Magnesium-Wissen

Magnesium als chemisches Element

Zuletzt aktualisiert am: 18.08.2016 16:05:36
Magnesium als chemisches Element

Magnesium ist ein chemisches Element mit dem Elementsymbol Mg. Im Periodensystem der Elemente steht es auf Platz 12. Als achthäufigstes Element der Erde hat das Erdalkalimetall eine beachtliche Bedeutung für die Entwicklung von Leben auf unserem Planeten. Die Herkunft der Elementbezeichnung „Magnesium“ wird seinem Entdecker, dem schottischen Physiker und Chemiker Joseph Black zugeordnet. Er benannte 1755 das Magnesia alba (Magnesiumcarbonat) nach Magnesia, einer kleinasiatischen Stadt, die heute zur Türkei gehört.

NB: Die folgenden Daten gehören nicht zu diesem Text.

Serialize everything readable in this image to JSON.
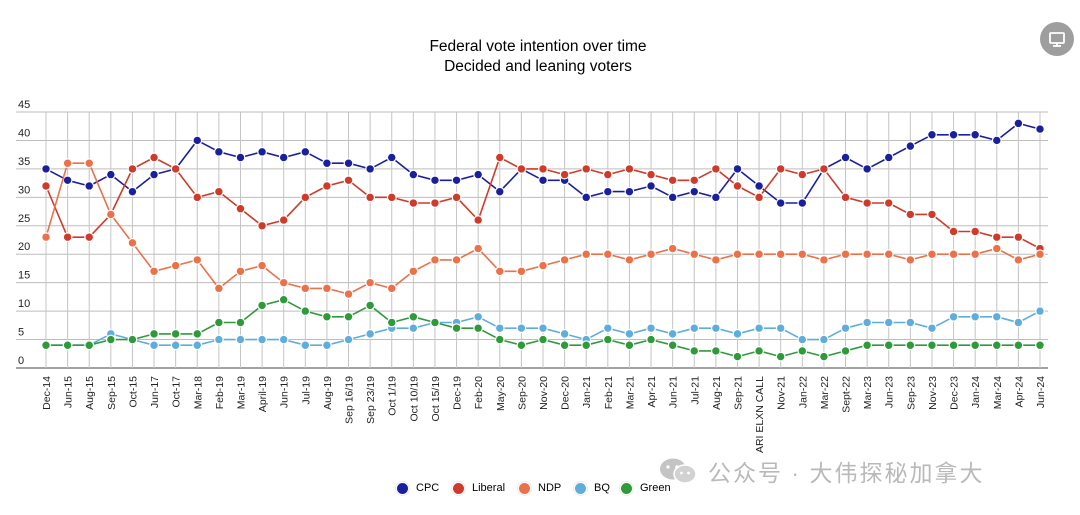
{
  "chart_data": {
    "type": "line",
    "title": "Federal vote intention over time",
    "subtitle": "Decided and leaning voters",
    "ylim": [
      0,
      45
    ],
    "yticks": [
      0,
      5,
      10,
      15,
      20,
      25,
      30,
      35,
      40,
      45
    ],
    "grid": true,
    "legend_position": "bottom",
    "categories": [
      "Dec-14",
      "Jun-15",
      "Aug-15",
      "Sep-15",
      "Oct-15",
      "Jun-17",
      "Oct-17",
      "Mar-18",
      "Feb-19",
      "Mar-19",
      "April-19",
      "Jun-19",
      "Jul-19",
      "Aug-19",
      "Sep 16/19",
      "Sep 23/19",
      "Oct 1/19",
      "Oct 10/19",
      "Oct 15/19",
      "Dec-19",
      "Feb-20",
      "May-20",
      "Sep-20",
      "Nov-20",
      "Dec-20",
      "Jan-21",
      "Feb-21",
      "Mar-21",
      "Apr-21",
      "Jun-21",
      "Jul-21",
      "Aug-21",
      "Sep-21",
      "ARI ELXN CALL",
      "Nov-21",
      "Jan-22",
      "Mar-22",
      "Sept-22",
      "Mar-23",
      "Jun-23",
      "Sep-23",
      "Nov-23",
      "Dec-23",
      "Jan-24",
      "Mar-24",
      "Apr-24",
      "Jun-24"
    ],
    "series": [
      {
        "name": "CPC",
        "color": "#1a1f9e",
        "values": [
          35,
          33,
          32,
          34,
          31,
          34,
          35,
          40,
          38,
          37,
          38,
          37,
          38,
          36,
          36,
          35,
          37,
          34,
          33,
          33,
          34,
          31,
          35,
          33,
          33,
          30,
          31,
          31,
          32,
          30,
          31,
          30,
          35,
          32,
          29,
          29,
          35,
          37,
          35,
          37,
          39,
          41,
          41,
          41,
          40,
          43,
          42
        ]
      },
      {
        "name": "Liberal",
        "color": "#d03a2a",
        "values": [
          32,
          23,
          23,
          27,
          35,
          37,
          35,
          30,
          31,
          28,
          25,
          26,
          30,
          32,
          33,
          30,
          30,
          29,
          29,
          30,
          26,
          37,
          35,
          35,
          34,
          35,
          34,
          35,
          34,
          33,
          33,
          35,
          32,
          30,
          35,
          34,
          35,
          30,
          29,
          29,
          27,
          27,
          24,
          24,
          23,
          23,
          21
        ]
      },
      {
        "name": "NDP",
        "color": "#ec7048",
        "values": [
          23,
          36,
          36,
          27,
          22,
          17,
          18,
          19,
          14,
          17,
          18,
          15,
          14,
          14,
          13,
          15,
          14,
          17,
          19,
          19,
          21,
          17,
          17,
          18,
          19,
          20,
          20,
          19,
          20,
          21,
          20,
          19,
          20,
          20,
          20,
          20,
          19,
          20,
          20,
          20,
          19,
          20,
          20,
          20,
          21,
          19,
          20
        ]
      },
      {
        "name": "BQ",
        "color": "#5eaddc",
        "values": [
          4,
          4,
          4,
          6,
          5,
          4,
          4,
          4,
          5,
          5,
          5,
          5,
          4,
          4,
          5,
          6,
          7,
          7,
          8,
          8,
          9,
          7,
          7,
          7,
          6,
          5,
          7,
          6,
          7,
          6,
          7,
          7,
          6,
          7,
          7,
          5,
          5,
          7,
          8,
          8,
          8,
          7,
          9,
          9,
          9,
          8,
          10
        ]
      },
      {
        "name": "Green",
        "color": "#2f9a3a",
        "values": [
          4,
          4,
          4,
          5,
          5,
          6,
          6,
          6,
          8,
          8,
          11,
          12,
          10,
          9,
          9,
          11,
          8,
          9,
          8,
          7,
          7,
          5,
          4,
          5,
          4,
          4,
          5,
          4,
          5,
          4,
          3,
          3,
          2,
          3,
          2,
          3,
          2,
          3,
          4,
          4,
          4,
          4,
          4,
          4,
          4,
          4,
          4
        ]
      }
    ]
  },
  "watermark_text": "公众号 · 大伟探秘加拿大",
  "icons": {
    "menu": "presentation-icon",
    "watermark": "wechat-icon"
  }
}
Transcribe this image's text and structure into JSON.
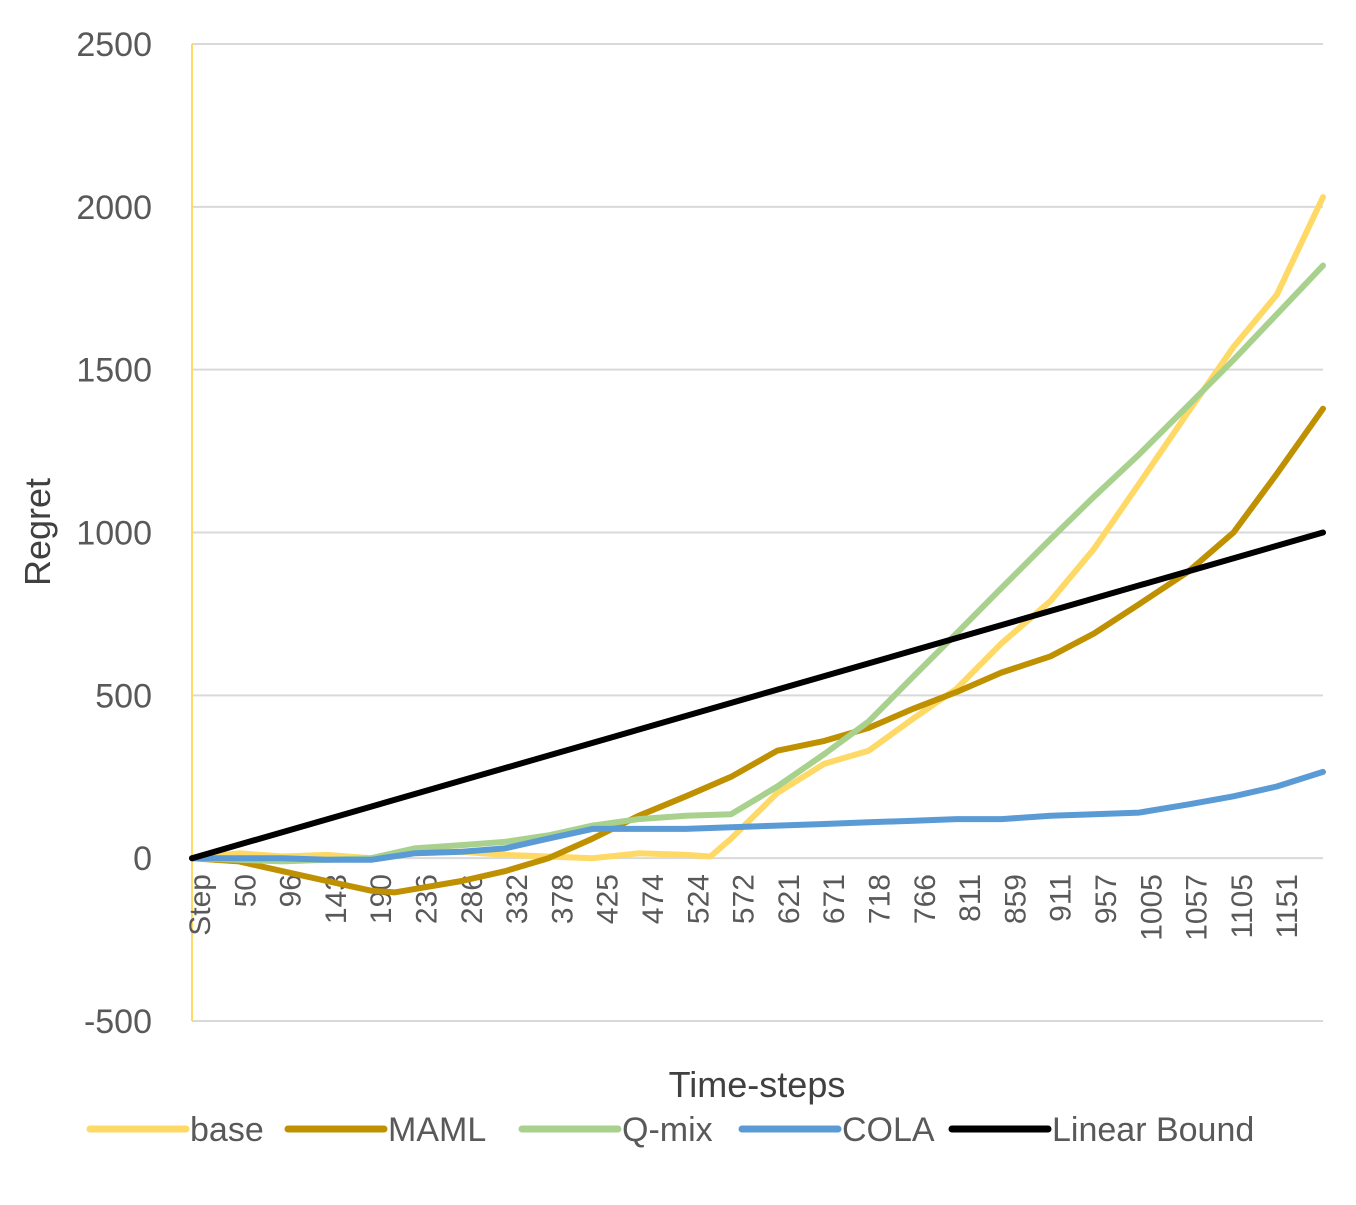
{
  "chart_data": {
    "type": "line",
    "title": "",
    "xlabel": "Time-steps",
    "ylabel": "Regret",
    "ylim": [
      -500,
      2500
    ],
    "yticks": [
      2500,
      2000,
      1500,
      1000,
      500,
      0,
      -500
    ],
    "xlim": [
      0,
      1200
    ],
    "xticks": [
      "Step",
      "50",
      "96",
      "143",
      "190",
      "236",
      "286",
      "332",
      "378",
      "425",
      "474",
      "524",
      "572",
      "621",
      "671",
      "718",
      "766",
      "811",
      "859",
      "911",
      "957",
      "1005",
      "1057",
      "1105",
      "1151"
    ],
    "grid": true,
    "legend_position": "bottom",
    "series": [
      {
        "name": "base",
        "color": "#FFD966",
        "x": [
          0,
          50,
          96,
          143,
          190,
          236,
          286,
          332,
          378,
          425,
          474,
          524,
          550,
          572,
          621,
          671,
          718,
          766,
          811,
          859,
          911,
          957,
          1005,
          1057,
          1105,
          1151,
          1200
        ],
        "y": [
          0,
          15,
          5,
          10,
          0,
          15,
          20,
          10,
          5,
          0,
          15,
          10,
          5,
          60,
          200,
          290,
          330,
          430,
          520,
          660,
          790,
          950,
          1150,
          1370,
          1570,
          1730,
          2030
        ]
      },
      {
        "name": "MAML",
        "color": "#BF9000",
        "x": [
          0,
          50,
          96,
          143,
          190,
          215,
          236,
          286,
          332,
          378,
          425,
          474,
          524,
          572,
          621,
          671,
          718,
          766,
          811,
          859,
          911,
          957,
          1005,
          1057,
          1105,
          1151,
          1200
        ],
        "y": [
          0,
          -10,
          -40,
          -70,
          -100,
          -105,
          -95,
          -70,
          -40,
          0,
          60,
          130,
          190,
          250,
          330,
          360,
          400,
          460,
          510,
          570,
          620,
          690,
          780,
          880,
          1000,
          1180,
          1380
        ]
      },
      {
        "name": "Q-mix",
        "color": "#A9D18E",
        "x": [
          0,
          50,
          96,
          143,
          190,
          236,
          286,
          332,
          378,
          425,
          474,
          524,
          572,
          621,
          671,
          718,
          766,
          811,
          859,
          911,
          957,
          1005,
          1057,
          1105,
          1151,
          1200
        ],
        "y": [
          0,
          -5,
          -10,
          -5,
          0,
          30,
          40,
          50,
          70,
          100,
          120,
          130,
          135,
          220,
          320,
          420,
          560,
          690,
          830,
          980,
          1110,
          1240,
          1390,
          1530,
          1670,
          1820
        ]
      },
      {
        "name": "COLA",
        "color": "#5B9BD5",
        "x": [
          0,
          50,
          96,
          143,
          190,
          236,
          286,
          332,
          378,
          425,
          474,
          524,
          572,
          621,
          671,
          718,
          766,
          811,
          859,
          911,
          957,
          1005,
          1057,
          1105,
          1151,
          1200
        ],
        "y": [
          0,
          0,
          0,
          -5,
          -5,
          15,
          20,
          30,
          60,
          90,
          90,
          90,
          95,
          100,
          105,
          110,
          115,
          120,
          120,
          130,
          135,
          140,
          165,
          190,
          220,
          265
        ]
      },
      {
        "name": "Linear Bound",
        "color": "#000000",
        "x": [
          0,
          1200
        ],
        "y": [
          0,
          1000
        ]
      }
    ]
  }
}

Das Wort könnte aber auch von „Magnisia“ kommen, einem Gebiet im östlichen Griechenland. Erst 1828 gelang es allerdings dem französischen Chemiker Antoine Bussy reines Magnesium zu gewinnen und darzustellen. In der Natur existiert Magnesium nur in Form chemischer Verbindungen wie Magnesiumcarbonaten, -silicaten, -chloriden oder -sulfaten.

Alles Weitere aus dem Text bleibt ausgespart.